The results I get from DPGMM are not what I expect. E.g.:
>>> import sklearn.mixture
>>> sklearn.__version__
'0.12-git'
>>> data = [[1.1],[0.9],[1.0],[1.2],[1.0], [6.0],[6.1],[6.1]]
>>> m = sklearn.mixture.DPGMM(n_components=5, n_iter=1000, alpha=1)
>>> m.fit(data)
DPGMM(alpha=1, covariance_type='diag', init_params='wmc', min_covar=None,
n_components=5, n_iter=1000, params='wmc',
random_state=<mtrand.RandomState object at 0x108a3f168>, thresh=0.01,
verbose=False)
>>> m.converged_
True
>>> m.weights_
array([ 0.2, 0.2, 0.2, 0.2, 0.2])
>>> m.means_
array([[ 0.62019109],
[ 1.16867356],
[ 0.55713292],
[ 0.36860511],
[ 0.17886128]])
I expected the result to be more similar to the vanilla GMM; that is, two gaussians (around values 1 and 6), with non-uniform weights (like [ 0.625, 0.375]). I expected the "unused" gaussians to have weights near zero.

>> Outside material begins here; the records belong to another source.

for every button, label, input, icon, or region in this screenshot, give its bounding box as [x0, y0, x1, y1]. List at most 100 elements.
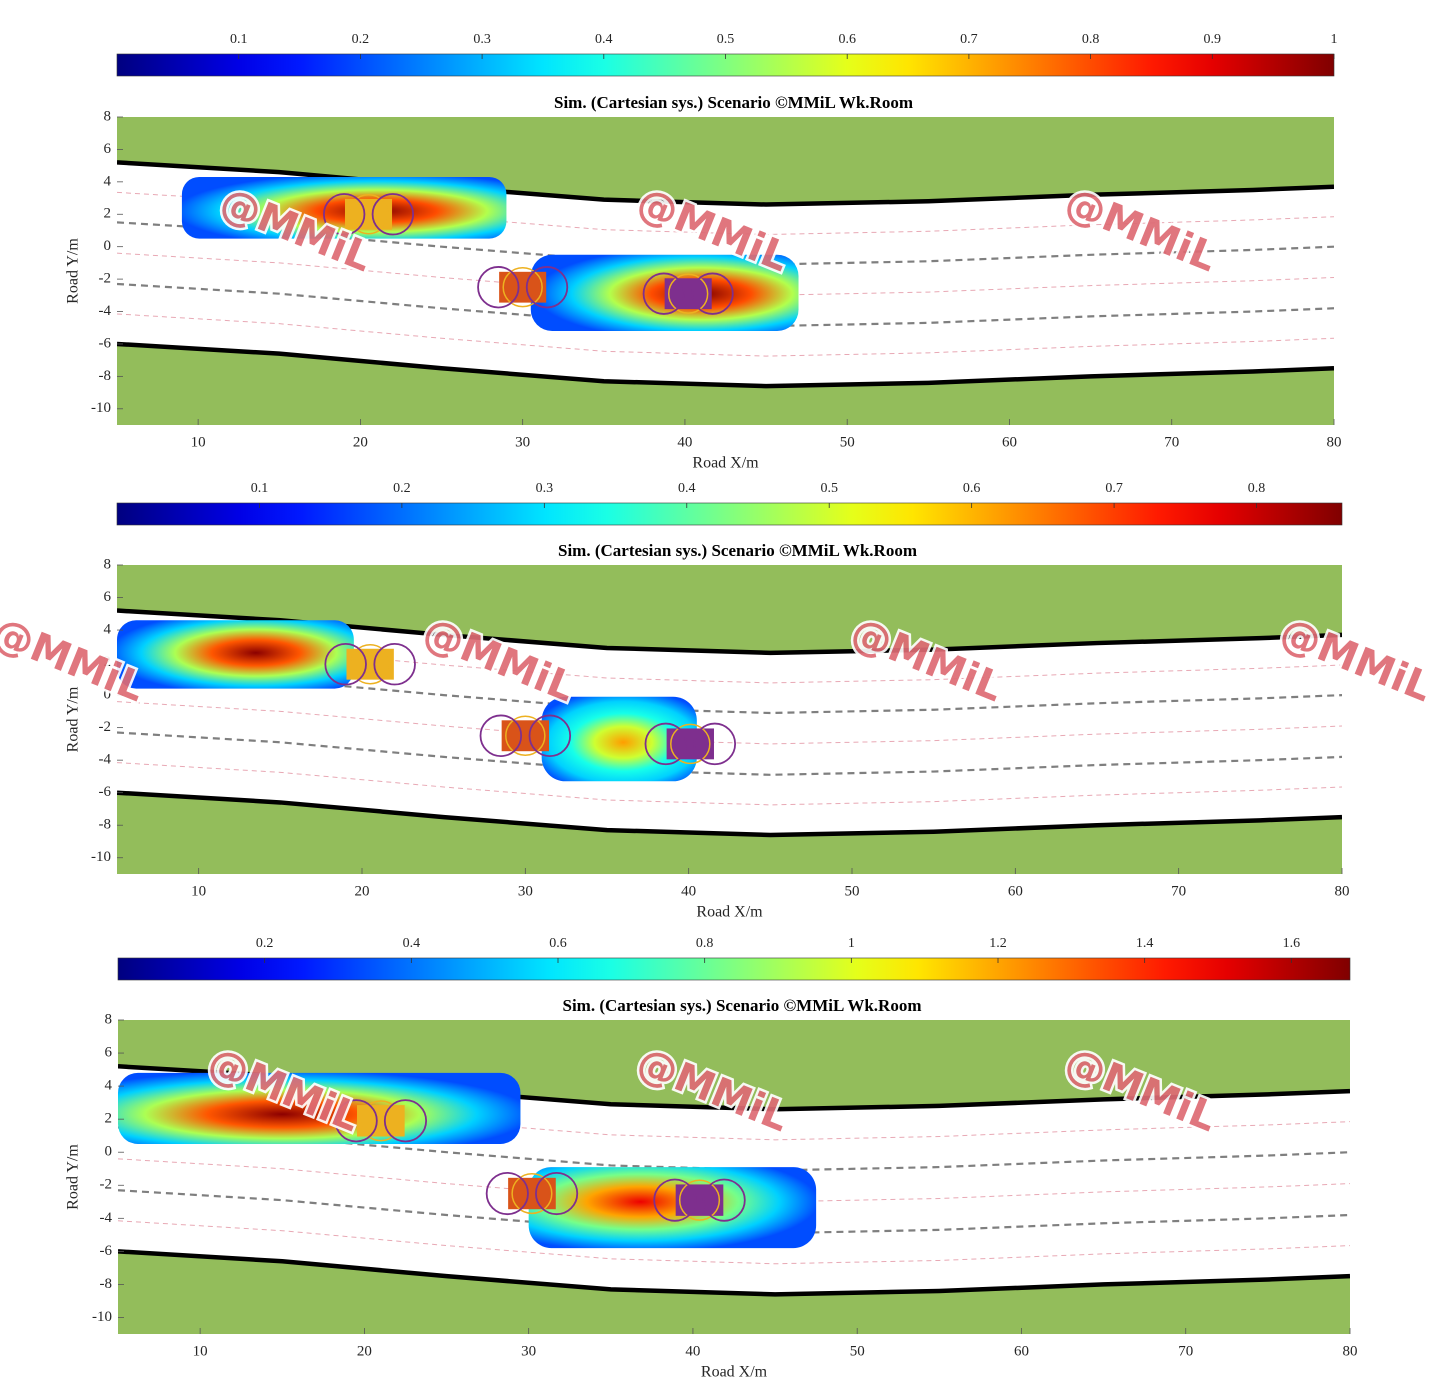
colorbar-tick-label: 0.6 [549, 936, 567, 951]
vehicle-center-circle [349, 643, 391, 685]
x-tick-label: 30 [521, 1343, 536, 1359]
y-tick-label: 2 [104, 654, 112, 670]
colorbar-tick-label: 0.8 [1248, 481, 1266, 496]
road-center-line [118, 1220, 1350, 1265]
y-tick-label: -8 [100, 1276, 113, 1292]
y-tick-label: 4 [104, 173, 112, 189]
y-tick-label: -10 [91, 849, 111, 865]
vehicle-center-circle [670, 723, 711, 765]
y-tick-label: 0 [104, 238, 112, 254]
y-tick-label: -2 [99, 271, 112, 287]
road-lane-line [117, 731, 1342, 776]
colorbar-tick-label: 0.8 [696, 936, 714, 951]
y-tick-label: -8 [99, 368, 112, 384]
colorbar-tick-label: 0.3 [473, 32, 491, 47]
y-tick-label: 4 [105, 1078, 113, 1094]
x-axis-label: Road X/m [701, 1364, 768, 1381]
vehicle-safety-circle [383, 1099, 428, 1143]
plot-area [117, 565, 1342, 874]
chart-title: Sim. (Cartesian sys.) Scenario ©MMiL Wk.… [563, 996, 922, 1015]
y-tick-label: -4 [99, 303, 112, 319]
y-tick-label: -10 [91, 400, 111, 416]
colorbar-tick-label: 0.1 [230, 32, 248, 47]
y-tick-label: 2 [104, 206, 112, 222]
x-tick-label: 70 [1171, 883, 1186, 899]
x-tick-label: 40 [681, 883, 696, 899]
y-tick-label: 6 [104, 141, 112, 157]
vehicle-safety-circle [477, 266, 520, 309]
y-tick-label: -10 [92, 1309, 112, 1325]
vehicle-safety-circle [485, 1171, 529, 1216]
colorbar [117, 957, 1351, 981]
colorbar-tick-label: 0.4 [595, 32, 613, 47]
colorbar [116, 502, 1343, 526]
offroad-area [118, 1251, 1350, 1334]
road-boundary-line [117, 790, 1342, 838]
vehicle-safety-circle [323, 193, 366, 236]
y-axis-label: Road Y/m [65, 1144, 82, 1210]
y-tick-label: 8 [105, 1011, 113, 1027]
vehicle [675, 1184, 724, 1216]
panel: 0.1 0.2 0.3 0.4 0.5 0.6 0.7 0.8 0.9 1 Sim. (Cartes… [65, 32, 1342, 471]
plot-area [118, 1020, 1350, 1334]
x-tick-label: 80 [1343, 1343, 1358, 1359]
vehicle-center-circle [667, 273, 709, 314]
vehicle-center-circle [360, 1100, 402, 1142]
y-tick-label: 8 [104, 556, 112, 572]
vehicle-center-circle [511, 1172, 553, 1215]
risk-field [117, 620, 354, 689]
panel: 0.1 0.2 0.3 0.4 0.5 0.6 0.7 0.8 Sim. (Cartesian … [65, 481, 1350, 920]
plot-area [117, 117, 1334, 425]
vehicle-safety-circle [644, 722, 688, 766]
x-tick-label: 40 [677, 434, 692, 450]
road-lane-line [118, 1189, 1350, 1235]
x-tick-label: 10 [191, 883, 206, 899]
x-tick-label: 80 [1327, 434, 1342, 450]
vehicle-center-circle [678, 1179, 721, 1221]
colorbar-tick-label: 0.2 [352, 32, 370, 47]
colorbar-tick-label: 0.3 [536, 481, 554, 496]
x-tick-label: 60 [1014, 1343, 1029, 1359]
y-tick-label: -2 [99, 719, 112, 735]
x-tick-label: 70 [1178, 1343, 1193, 1359]
x-axis-label: Road X/m [696, 904, 763, 921]
x-tick-label: 10 [191, 434, 206, 450]
vehicle-safety-circle [691, 272, 734, 315]
chart-title: Sim. (Cartesian sys.) Scenario ©MMiL Wk.… [554, 93, 913, 112]
risk-field [528, 1167, 817, 1249]
colorbar-tick-label: 1 [848, 936, 855, 951]
x-tick-label: 60 [1008, 883, 1023, 899]
vehicle-safety-circle [528, 714, 572, 757]
x-tick-label: 80 [1335, 883, 1350, 899]
x-axis-label: Road X/m [692, 455, 759, 472]
x-tick-label: 50 [850, 1343, 865, 1359]
y-tick-label: -6 [99, 784, 112, 800]
risk-field [541, 696, 697, 782]
offroad-area [117, 792, 1342, 874]
x-tick-label: 30 [518, 883, 533, 899]
colorbar-tick-label: 0.8 [1082, 32, 1100, 47]
vehicle-safety-circle [642, 272, 686, 315]
vehicle-safety-circle [525, 266, 569, 309]
road-boundary-line [118, 1249, 1350, 1297]
colorbar-tick-label: 1.4 [1136, 936, 1154, 951]
x-tick-label: 20 [353, 434, 368, 450]
x-tick-label: 10 [193, 1343, 208, 1359]
y-tick-label: -8 [99, 817, 112, 833]
colorbar-tick-label: 0.4 [678, 481, 696, 496]
colorbar-tick-label: 0.4 [403, 936, 421, 951]
colorbar-tick-label: 0.9 [1204, 32, 1222, 47]
x-tick-label: 30 [515, 434, 530, 450]
x-tick-label: 50 [845, 883, 860, 899]
y-tick-label: -2 [100, 1177, 113, 1193]
y-axis-label: Road Y/m [65, 238, 82, 304]
y-tick-label: 0 [105, 1144, 113, 1160]
road-center-line [117, 701, 1342, 745]
risk-field [118, 1072, 521, 1144]
y-tick-label: -6 [99, 335, 112, 351]
y-tick-label: -4 [100, 1210, 113, 1226]
vehicle-safety-circle [479, 714, 523, 757]
colorbar-tick-label: 0.7 [960, 32, 978, 47]
road-center-line [117, 762, 1342, 806]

Am I using the model incorrectly?
I've also tried changing alpha without any luck.
Not a big difference with version 0.14.1 of sklearn. I will use following code for printing DPGMM model:
def pprint(model, data):
idx = np.unique(model.predict(data))
m_w_cov = [model.means_, model.weights_, model._get_covars()]
flattened = map(lambda x: np.array(x).flatten(), m_w_cov)
filtered = map(lambda x: x[idx], flattened)
print np.array(filtered)
This function filters out redundand (empty) components, i.e. those are not used in predict, and print means, weights and covariations.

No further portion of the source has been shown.